Gordon K. "Sandy" Douglass (October 22, 1904 – February 12, 1992) was an American racer, designer, and builder of sailing dinghies. Two of his designs, the Thistle and the Flying Scot, are among the most popular one design racing classes in the United States. The Flying Scot was inducted into the American Sailboat Hall of Fame. As a small boat racer, Douglass was five times the North American champion in the 10 Square Meter International Sailing Canoe, five times the United States national champion in the Thistle, and seven times the Flying Scot North American champion.

== Personal life ==
Douglass was born in 1904, in Newark, New Jersey. His father, George P. Douglass, was a real estate manager who became manager of The Dakota, an apartment building in New York City, moving the family there in 1920. His father was a champion sailing canoe racer, and Douglass' sailing experience started in his youth. His family vacationed in the Thousand Islands region of the Saint Lawrence River, eventually buying a small island there.

Douglass went to prep school at Collegiate School in New York City, then to Dartmouth College, graduating in 1926. His athletic pursuits included college gymnastics, canoe paddling, ice boating, and sailing canoe racing. He qualified for the Canadian national canoe paddling team, but was not allowed to go to the 1936 Olympics because he was American. Douglass befriended English boat designer and racer, Uffa Fox, whom he met through sailing canoe racing.

== Career ==
After false starts at selling Buicks and painting portraits, Douglass took up boat building in 1938. At several shops in Ohio, he built sailing canoes, International 14's, Interlakes, and Stars.

After a wartime job as a lofter for a shipbuilding company, Douglass designed the Thistle in 1945. Influenced by Uffa Fox's International 14 design, and built using the innovative molded plywood technique, the Thistle quickly caught on with dinghy racers. It was light, fast, and held to strict one design standards by the Thistle Class Association, founded by Douglass.

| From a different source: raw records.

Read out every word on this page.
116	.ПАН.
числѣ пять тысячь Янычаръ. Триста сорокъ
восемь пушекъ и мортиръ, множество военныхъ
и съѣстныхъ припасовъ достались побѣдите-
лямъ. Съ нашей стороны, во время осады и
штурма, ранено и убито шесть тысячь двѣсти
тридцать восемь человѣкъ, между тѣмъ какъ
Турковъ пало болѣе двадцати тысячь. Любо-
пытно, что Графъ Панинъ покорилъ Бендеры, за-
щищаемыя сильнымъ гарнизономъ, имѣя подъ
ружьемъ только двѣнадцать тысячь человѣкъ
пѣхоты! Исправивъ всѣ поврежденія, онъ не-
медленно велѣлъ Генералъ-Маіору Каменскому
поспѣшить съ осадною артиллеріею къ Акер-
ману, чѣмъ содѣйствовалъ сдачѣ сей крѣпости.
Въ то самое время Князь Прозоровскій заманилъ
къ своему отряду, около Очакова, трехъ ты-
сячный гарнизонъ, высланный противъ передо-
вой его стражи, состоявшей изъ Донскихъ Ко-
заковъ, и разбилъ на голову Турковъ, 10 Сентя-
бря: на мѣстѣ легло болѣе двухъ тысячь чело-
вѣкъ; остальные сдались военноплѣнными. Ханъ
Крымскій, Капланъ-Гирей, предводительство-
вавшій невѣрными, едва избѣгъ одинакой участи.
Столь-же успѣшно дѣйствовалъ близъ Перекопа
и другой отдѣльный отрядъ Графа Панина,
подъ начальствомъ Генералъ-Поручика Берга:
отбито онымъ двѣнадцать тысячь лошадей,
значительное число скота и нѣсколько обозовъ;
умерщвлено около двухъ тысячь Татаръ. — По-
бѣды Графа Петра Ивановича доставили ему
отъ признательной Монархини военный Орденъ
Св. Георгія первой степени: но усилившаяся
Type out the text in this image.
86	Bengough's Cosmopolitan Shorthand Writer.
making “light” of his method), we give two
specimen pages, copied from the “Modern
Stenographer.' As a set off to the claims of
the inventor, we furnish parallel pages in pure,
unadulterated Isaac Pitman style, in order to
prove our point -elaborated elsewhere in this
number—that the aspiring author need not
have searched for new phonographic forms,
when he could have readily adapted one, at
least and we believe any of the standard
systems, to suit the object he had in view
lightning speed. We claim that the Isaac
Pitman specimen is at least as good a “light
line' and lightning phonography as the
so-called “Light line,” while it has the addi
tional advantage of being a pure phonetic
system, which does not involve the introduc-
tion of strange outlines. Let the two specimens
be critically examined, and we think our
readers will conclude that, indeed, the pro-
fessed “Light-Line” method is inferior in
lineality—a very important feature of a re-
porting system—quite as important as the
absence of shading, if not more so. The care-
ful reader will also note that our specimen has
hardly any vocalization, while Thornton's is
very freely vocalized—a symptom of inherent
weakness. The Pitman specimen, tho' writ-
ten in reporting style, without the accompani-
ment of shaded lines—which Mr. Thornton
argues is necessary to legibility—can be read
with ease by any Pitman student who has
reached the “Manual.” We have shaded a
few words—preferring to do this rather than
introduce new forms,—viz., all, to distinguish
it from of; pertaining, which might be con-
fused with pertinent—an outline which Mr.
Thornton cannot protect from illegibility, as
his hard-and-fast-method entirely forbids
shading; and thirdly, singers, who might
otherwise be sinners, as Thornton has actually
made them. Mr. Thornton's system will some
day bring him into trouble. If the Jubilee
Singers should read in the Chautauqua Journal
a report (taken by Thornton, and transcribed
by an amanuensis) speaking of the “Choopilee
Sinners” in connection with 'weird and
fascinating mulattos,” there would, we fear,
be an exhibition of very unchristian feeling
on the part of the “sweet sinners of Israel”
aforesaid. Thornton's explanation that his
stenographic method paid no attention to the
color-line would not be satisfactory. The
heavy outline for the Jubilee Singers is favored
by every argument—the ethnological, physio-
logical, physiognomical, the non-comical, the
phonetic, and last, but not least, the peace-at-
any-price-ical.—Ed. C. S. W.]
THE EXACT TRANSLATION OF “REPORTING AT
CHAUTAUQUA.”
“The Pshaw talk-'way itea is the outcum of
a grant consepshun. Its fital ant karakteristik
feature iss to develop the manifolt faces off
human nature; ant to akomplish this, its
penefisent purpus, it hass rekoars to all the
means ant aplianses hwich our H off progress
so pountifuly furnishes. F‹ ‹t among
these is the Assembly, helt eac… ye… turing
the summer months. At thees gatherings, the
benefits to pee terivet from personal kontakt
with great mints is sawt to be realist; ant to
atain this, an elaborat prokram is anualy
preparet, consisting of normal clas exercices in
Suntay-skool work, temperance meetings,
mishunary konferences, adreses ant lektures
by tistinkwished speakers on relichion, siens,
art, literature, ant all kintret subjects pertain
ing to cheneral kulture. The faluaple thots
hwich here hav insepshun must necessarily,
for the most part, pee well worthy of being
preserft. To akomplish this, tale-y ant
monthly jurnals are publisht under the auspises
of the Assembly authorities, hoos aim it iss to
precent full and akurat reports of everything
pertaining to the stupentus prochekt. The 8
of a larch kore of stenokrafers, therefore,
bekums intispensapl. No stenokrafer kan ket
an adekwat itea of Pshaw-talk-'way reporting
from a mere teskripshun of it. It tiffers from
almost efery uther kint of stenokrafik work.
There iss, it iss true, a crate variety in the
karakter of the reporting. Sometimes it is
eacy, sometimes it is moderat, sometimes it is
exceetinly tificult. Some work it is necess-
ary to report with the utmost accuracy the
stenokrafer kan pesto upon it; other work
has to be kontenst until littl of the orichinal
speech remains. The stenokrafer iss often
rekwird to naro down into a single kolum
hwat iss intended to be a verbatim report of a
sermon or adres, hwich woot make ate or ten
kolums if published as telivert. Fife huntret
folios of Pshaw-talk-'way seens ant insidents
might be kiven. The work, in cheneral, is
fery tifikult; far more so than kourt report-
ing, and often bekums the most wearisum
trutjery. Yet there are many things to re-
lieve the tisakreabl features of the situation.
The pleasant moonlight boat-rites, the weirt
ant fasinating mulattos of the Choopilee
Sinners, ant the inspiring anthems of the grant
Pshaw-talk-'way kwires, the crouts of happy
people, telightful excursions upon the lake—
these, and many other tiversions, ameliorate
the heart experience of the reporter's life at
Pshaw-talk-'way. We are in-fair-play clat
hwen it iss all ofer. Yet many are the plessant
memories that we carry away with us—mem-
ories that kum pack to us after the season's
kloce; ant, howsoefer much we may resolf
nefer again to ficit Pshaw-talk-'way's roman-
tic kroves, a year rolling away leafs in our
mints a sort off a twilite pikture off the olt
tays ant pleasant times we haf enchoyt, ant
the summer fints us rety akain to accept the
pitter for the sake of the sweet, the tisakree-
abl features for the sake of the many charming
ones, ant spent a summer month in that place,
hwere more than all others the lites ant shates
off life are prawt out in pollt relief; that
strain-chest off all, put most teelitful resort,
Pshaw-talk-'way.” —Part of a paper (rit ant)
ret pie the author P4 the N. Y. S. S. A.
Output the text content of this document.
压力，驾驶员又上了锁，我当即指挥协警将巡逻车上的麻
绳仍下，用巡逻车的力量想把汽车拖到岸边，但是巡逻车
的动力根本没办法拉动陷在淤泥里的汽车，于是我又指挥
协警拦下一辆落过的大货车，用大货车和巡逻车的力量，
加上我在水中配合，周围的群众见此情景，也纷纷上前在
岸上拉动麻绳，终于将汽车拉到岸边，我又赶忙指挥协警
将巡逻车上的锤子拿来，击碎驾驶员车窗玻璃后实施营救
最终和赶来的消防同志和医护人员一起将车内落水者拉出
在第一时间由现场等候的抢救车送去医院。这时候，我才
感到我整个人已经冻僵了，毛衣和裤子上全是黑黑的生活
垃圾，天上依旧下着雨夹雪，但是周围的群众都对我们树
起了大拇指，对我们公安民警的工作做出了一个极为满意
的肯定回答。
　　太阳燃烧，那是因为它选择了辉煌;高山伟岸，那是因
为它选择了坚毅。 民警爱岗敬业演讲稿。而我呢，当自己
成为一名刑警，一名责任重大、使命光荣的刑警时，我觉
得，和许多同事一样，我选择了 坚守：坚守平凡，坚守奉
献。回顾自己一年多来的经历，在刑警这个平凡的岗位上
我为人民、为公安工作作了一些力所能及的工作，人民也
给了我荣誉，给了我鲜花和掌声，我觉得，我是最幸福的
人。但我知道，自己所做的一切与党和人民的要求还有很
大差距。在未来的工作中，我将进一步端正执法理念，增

In 1949, Douglass designed the Highlander, a 20 ft racing dinghy still sailed in the US south and midwest. His goal was that it be stable and fast, and yet be family friendly, using a broader beam and harder bilges than in previous designs. He published plans in 1950, launched the first hull in 1951 and exhibited at the New York Boat Show in 1952. He raced his designs, both to promote them and the sport of dinghy sailing. His involvement with the Thistle and the Highlander ended in 1951 when he split with Ray McLeod, his business partner.

Douglass then designed the Flying Scot in 1956 for construction in the then-new technique of glass-reinforced polyester. Larger and more stable than the Thistle, the Flying Scot also became popular. Its wide beam and the prohibition of hiking straps were an effort to make the boat more competitive for smaller-sized people like Douglass and his wife, Mary, who crewed for him for 30 years.

His dinghy designs incorporated then-novel features that later became standard for other types of high-performance racing dinghies, including hiking straps and dual-lead lines to both sides of the boat.

== Retirement ==
Douglass moved his business to Oakland, Maryland, in 1958. Douglass retired in 1971 and sold the company. The successor company, Flying Scot, Inc., still builds Flying Scots in Oakland. Douglas died in 1992. He and Mary (1907–2005) had one son, Alan. He wrote an autobiography, Sixty Years Behind the Mast: The Fox on the Water, in 1986. Among his hobbies was barbershop singing.

Douglass was inducted into the National Sailing Hall of Fame in 2020.